Apertada pelos dedos que haviam deixado escapar toda a areia de uma vida, a vida de outrora, a nota de vinte era um papel amarfanhado que logo voltaria à loja de onde saíra, trocada por fuba, quiçá outra coisa, sem troco na certa. Todavia, a nota emudeceu o latente remorso no homem que a dera. Como quem enxota o gato que maça com seu ronronar, ele empurrou-a para o escuro da noite. Kacessa sentiu que a aragem gélida do desespero lhe percorria o corpo. Confusa, receava dar o passo seguinte e, na simplicidade do seu espirito fragilizado, despediu-se o homem:

-   Té manhã....

Ele permaneceu calado, apressando-a, tremendo de frio.

Quando a porta se fechou atrás de si, Kacessa aventurou-se nos caminhos da noite, sem saber para onde ir.
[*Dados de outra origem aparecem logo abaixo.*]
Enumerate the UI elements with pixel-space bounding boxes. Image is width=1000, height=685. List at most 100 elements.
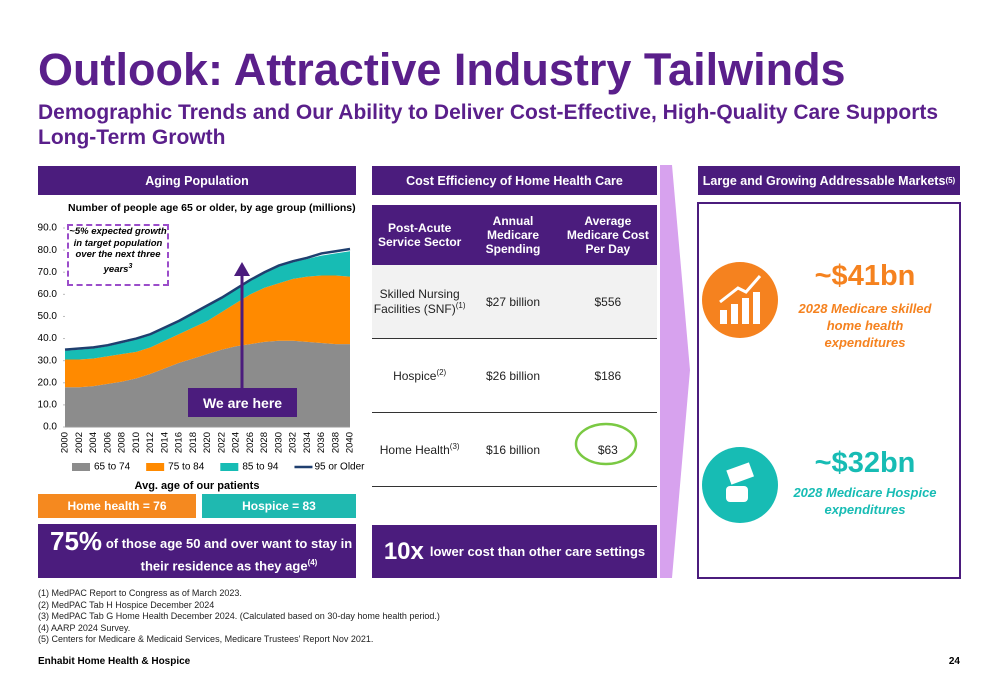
column-header: Average Medicare Cost Per Day (558, 205, 657, 265)
table-cell: $26 billion (467, 338, 559, 413)
footer: Enhabit Home Health & Hospice (38, 656, 191, 667)
x-tick-label: 2026 (245, 432, 256, 453)
y-tick-label: 10.0 (38, 400, 58, 411)
y-tick-label: 0.0 (43, 422, 57, 433)
x-tick-label: 2024 (231, 432, 242, 453)
legend-swatch (220, 463, 239, 471)
footnote: (2) MedPAC Tab H Hospice December 2024 (38, 599, 215, 610)
panel-header: Aging Population (38, 166, 356, 195)
series-area (65, 275, 350, 388)
callout: ~5% expected growth in target population… (67, 224, 169, 286)
x-tick-label: 2038 (330, 432, 341, 453)
sector: Hospice (393, 369, 437, 383)
column-header: Annual Medicare Spending (467, 205, 559, 265)
y-tick-label: 80.0 (38, 245, 58, 256)
x-tick-label: 2008 (117, 432, 128, 453)
avg-age-label: Avg. age of our patients (134, 480, 260, 492)
panel-header: Cost Efficiency of Home Health Care (372, 166, 657, 195)
table-cell: Hospice(2) (372, 338, 468, 413)
legend-label: 65 to 74 (94, 462, 131, 473)
table-cell: Home Health(3) (372, 412, 468, 487)
y-tick-label: 60.0 (38, 289, 58, 300)
table-cell: $27 billion (467, 265, 559, 339)
stat-value: 10x (383, 537, 424, 565)
series-area (65, 251, 350, 360)
sector-note: (3) (449, 442, 460, 451)
y-tick-label: 70.0 (38, 267, 58, 278)
stat-text: of those age 50 and over want to stay in… (105, 536, 353, 574)
table-cell: Skilled Nursing Facilities (SNF)(1) (372, 265, 468, 339)
x-tick-label: 2016 (174, 432, 185, 453)
y-tick-label: 20.0 (38, 377, 58, 388)
x-tick-label: 2010 (131, 432, 142, 453)
stat-text: lower cost than other care settings (429, 544, 646, 559)
growth-icon-bars (720, 292, 760, 324)
x-tick-label: 2018 (188, 432, 199, 453)
x-tick-label: 2032 (288, 432, 299, 453)
y-tick-label: 50.0 (38, 311, 58, 322)
legend-swatch (146, 463, 165, 471)
stat-box: 10x lower cost than other care settings (372, 525, 657, 578)
cost-table: Post-Acute Service Sector Annual Medicare… (372, 205, 657, 487)
sector: Skilled Nursing Facilities (SNF) (373, 287, 460, 316)
x-tick-label: 2020 (202, 432, 213, 453)
column-header: Post-Acute Service Sector (372, 205, 468, 265)
growth-icon-arrow (719, 275, 762, 304)
x-tick-label: 2034 (302, 432, 313, 453)
panel-header: Large and Growing Addressable Markets (5) (698, 166, 960, 195)
table-row: Skilled Nursing Facilities (SNF)(1) $27 b… (372, 265, 657, 339)
market-box (697, 202, 961, 579)
x-tick-label: 2004 (88, 432, 99, 453)
market-desc: 2028 Medicare Hospice expenditures (793, 485, 937, 517)
title: Outlook: Attractive Industry Tailwinds (38, 44, 846, 95)
page-number: 24 (948, 656, 960, 667)
market-value: ~$41bn (814, 260, 916, 292)
y-tick-label: 90.0 (38, 223, 58, 234)
table-row: Hospice(2) $26 billion $186 (372, 338, 657, 413)
x-tick-label: 2000 (60, 432, 71, 453)
footnote: (5) Centers for Medicare & Medicaid Serv… (38, 634, 374, 644)
table-row: Home Health(3) $16 billion $63 (372, 412, 657, 487)
x-tick-label: 2006 (102, 432, 113, 453)
y-tick-label: 40.0 (38, 333, 58, 344)
series-line (64, 247, 351, 351)
sector-note: (2) (436, 368, 447, 377)
callout-note: 3 (128, 262, 133, 270)
stat-note: (4) (307, 558, 318, 567)
sector: Home Health (379, 443, 450, 457)
table-cell: $16 billion (467, 412, 559, 487)
home-health-age: Home health = 76 (38, 494, 196, 518)
table-cell: $63 (558, 412, 657, 487)
x-tick-label: 2014 (159, 432, 170, 453)
growth-icon (702, 262, 778, 338)
legend-swatch (72, 463, 90, 471)
footnote: (1) MedPAC Report to Congress as of Marc… (38, 588, 242, 598)
market-desc: 2028 Medicare skilled home health expend… (798, 301, 932, 350)
x-tick-label: 2022 (216, 432, 227, 453)
footnote: (4) AARP 2024 Survey. (38, 622, 131, 633)
market-value: ~$32bn (814, 447, 916, 479)
callout-text: ~5% expected growth in target population… (69, 226, 167, 275)
footnotes: (1) MedPAC Report to Congress as of Marc… (38, 588, 440, 646)
x-tick-label: 2028 (259, 432, 270, 453)
header-note: (5) (945, 176, 956, 185)
legend-label: 75 to 84 (168, 462, 205, 473)
x-tick-label: 2012 (145, 432, 156, 453)
stat-value: 75% (50, 526, 103, 556)
table-cell: $186 (558, 338, 657, 413)
money-icon (702, 447, 778, 523)
sector-note: (1) (455, 301, 466, 310)
subtitle: Demographic Trends and Our Ability to De… (38, 101, 939, 149)
x-tick-label: 2030 (273, 432, 284, 453)
x-tick-label: 2036 (316, 432, 327, 453)
stat-text-wrap: of those age 50 and over want to stay in… (104, 534, 354, 575)
x-tick-label: 2040 (345, 432, 356, 453)
header-text: Large and Growing Addressable Markets (702, 173, 946, 188)
legend-label: 85 to 94 (242, 462, 279, 473)
hospice-age: Hospice = 83 (202, 494, 356, 518)
money-icon-hand (726, 486, 748, 502)
y-tick-label: 30.0 (38, 355, 58, 366)
marker-arrowhead (234, 262, 250, 276)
No seu quimbo estaria o homem pastor lhe aguardando... seria a desgraça. Indecisa, viu-se tacteando o carreiro percorrido pela mulher mais velha nas horas perdidas, fio claro de areia nas trevas da noite. Ao longe um cão uivou um lamento pressagioso chamando a madrugada já. E toda a mata vizinha respondia, no eco se arrastando no vento.
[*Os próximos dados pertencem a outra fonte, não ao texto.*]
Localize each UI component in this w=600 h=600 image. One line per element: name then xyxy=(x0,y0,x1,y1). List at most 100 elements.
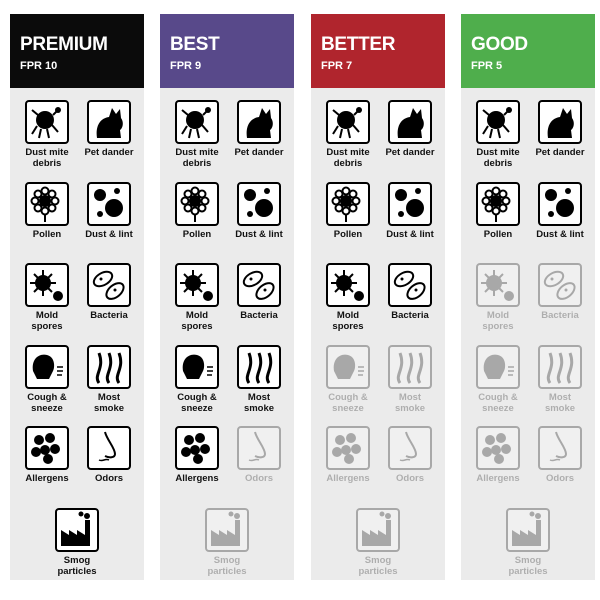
filter-item: Bacteria xyxy=(226,263,292,321)
item-label: Pollen xyxy=(182,228,212,240)
filter-rating: FPR 7 xyxy=(321,60,353,72)
item-icon xyxy=(506,507,550,552)
filter-item: Dust mite debris xyxy=(14,100,80,169)
filter-item: Allergens xyxy=(164,426,230,484)
filter-column: PREMIUM FPR 10 Dust mite debris Pet dander P… xyxy=(10,14,144,580)
item-icon xyxy=(87,426,131,470)
filter-item: Allergens xyxy=(465,426,531,484)
item-label: Dust mite debris xyxy=(175,147,219,169)
filter-item: Mold spores xyxy=(14,263,80,332)
item-icon xyxy=(25,344,69,389)
item-label: Allergens xyxy=(476,473,520,484)
item-icon xyxy=(476,263,520,307)
item-icon xyxy=(388,181,432,226)
item-label: Pet dander xyxy=(234,147,284,158)
item-icon xyxy=(538,426,582,470)
item-icon xyxy=(476,426,520,470)
filter-item: Mold spores xyxy=(164,263,230,332)
item-icon xyxy=(175,181,219,226)
item-label: Smog particles xyxy=(508,554,548,577)
item-icon xyxy=(87,100,131,144)
item-label: Pollen xyxy=(483,228,513,240)
item-label: Pollen xyxy=(32,228,62,240)
item-icon xyxy=(25,100,69,144)
item-icon xyxy=(205,507,249,552)
item-label: Most smoke xyxy=(243,391,275,414)
item-label: Dust mite debris xyxy=(25,147,69,169)
filter-item: Pollen xyxy=(14,181,80,240)
item-icon xyxy=(87,263,131,307)
item-icon xyxy=(388,426,432,470)
filter-column: BEST FPR 9 Dust mite debris Pet dander Polle… xyxy=(160,14,294,580)
item-icon xyxy=(237,344,281,389)
filter-item: Pet dander xyxy=(527,100,593,158)
filter-item: Pet dander xyxy=(377,100,443,158)
item-label: Smog particles xyxy=(207,554,247,577)
filter-item: Allergens xyxy=(315,426,381,484)
filter-item: Most smoke xyxy=(226,344,292,414)
item-icon xyxy=(538,263,582,307)
item-label: Dust & lint xyxy=(386,228,434,240)
item-icon xyxy=(326,426,370,470)
item-icon xyxy=(237,426,281,470)
filter-item: Cough & sneeze xyxy=(14,344,80,414)
item-label: Dust & lint xyxy=(536,228,584,240)
item-label: Pet dander xyxy=(84,147,134,158)
item-label: Dust mite debris xyxy=(476,147,520,169)
filter-item: Most smoke xyxy=(527,344,593,414)
filter-item: Dust mite debris xyxy=(164,100,230,169)
filter-item: Most smoke xyxy=(377,344,443,414)
filter-item: Bacteria xyxy=(76,263,142,321)
item-label: Bacteria xyxy=(541,310,579,321)
filter-item: Most smoke xyxy=(76,344,142,414)
item-label: Mold spores xyxy=(482,310,514,332)
item-label: Odors xyxy=(546,473,574,484)
item-icon xyxy=(175,344,219,389)
item-icon xyxy=(476,181,520,226)
item-icon xyxy=(237,100,281,144)
item-label: Cough & sneeze xyxy=(328,391,368,414)
filter-item: Dust & lint xyxy=(76,181,142,240)
item-label: Cough & sneeze xyxy=(177,391,217,414)
column-header: PREMIUM FPR 10 xyxy=(10,14,144,88)
filter-column: GOOD FPR 5 Dust mite debris Pet dander Polle… xyxy=(461,14,595,580)
item-icon xyxy=(175,100,219,144)
filter-item: Mold spores xyxy=(315,263,381,332)
column-header: BETTER FPR 7 xyxy=(311,14,445,88)
item-icon xyxy=(25,263,69,307)
column-header: GOOD FPR 5 xyxy=(461,14,595,88)
filter-item: Smog particles xyxy=(44,507,110,577)
item-label: Odors xyxy=(245,473,273,484)
item-label: Pet dander xyxy=(535,147,585,158)
filter-name: BEST xyxy=(170,34,220,55)
filter-item: Bacteria xyxy=(377,263,443,321)
item-label: Allergens xyxy=(25,473,69,484)
filter-item: Bacteria xyxy=(527,263,593,321)
filter-item: Dust mite debris xyxy=(315,100,381,169)
item-label: Bacteria xyxy=(391,310,429,321)
item-icon xyxy=(175,263,219,307)
item-label: Dust mite debris xyxy=(326,147,370,169)
item-icon xyxy=(25,426,69,470)
item-icon xyxy=(388,100,432,144)
filter-item: Smog particles xyxy=(345,507,411,577)
item-label: Most smoke xyxy=(544,391,576,414)
item-icon xyxy=(237,181,281,226)
filter-item: Pet dander xyxy=(76,100,142,158)
item-icon xyxy=(25,181,69,226)
item-icon xyxy=(326,344,370,389)
filter-item: Pollen xyxy=(465,181,531,240)
item-label: Allergens xyxy=(175,473,219,484)
item-label: Cough & sneeze xyxy=(27,391,67,414)
item-icon xyxy=(55,507,99,552)
filter-name: BETTER xyxy=(321,34,396,55)
item-label: Mold spores xyxy=(31,310,63,332)
filter-name: GOOD xyxy=(471,34,528,55)
item-icon xyxy=(388,344,432,389)
item-icon xyxy=(476,100,520,144)
filter-item: Dust & lint xyxy=(527,181,593,240)
item-icon xyxy=(538,100,582,144)
item-label: Smog particles xyxy=(57,554,97,577)
item-label: Bacteria xyxy=(240,310,278,321)
filter-item: Dust & lint xyxy=(226,181,292,240)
O mal, como a morte, não marca lugar nem tempo. Espera apenas. Acontece. Saiu-lhe o mal a caminho, na figura do homem bom, esperado em tantas noites, noites e noites de lua e sem lua no fim, de grilos cantando e se calando.

Dentro de casa o comerciante suspirou um longo ufff de alívio, consciência já adormecida. Foi sem estremecer que ouviu o grito de dor rasgando o pano da noite, estilhaçando o silêncio. Era outra noite que caia, para lá da noite que ainda era e já agonizava no alvor do dia nascente, ao longe, manchando a escuridão. Recolheu-se e quase logo adormeceu.

Na madrugada os grilos voltaram a cantar a sua sinfonia de um qualquer adeus.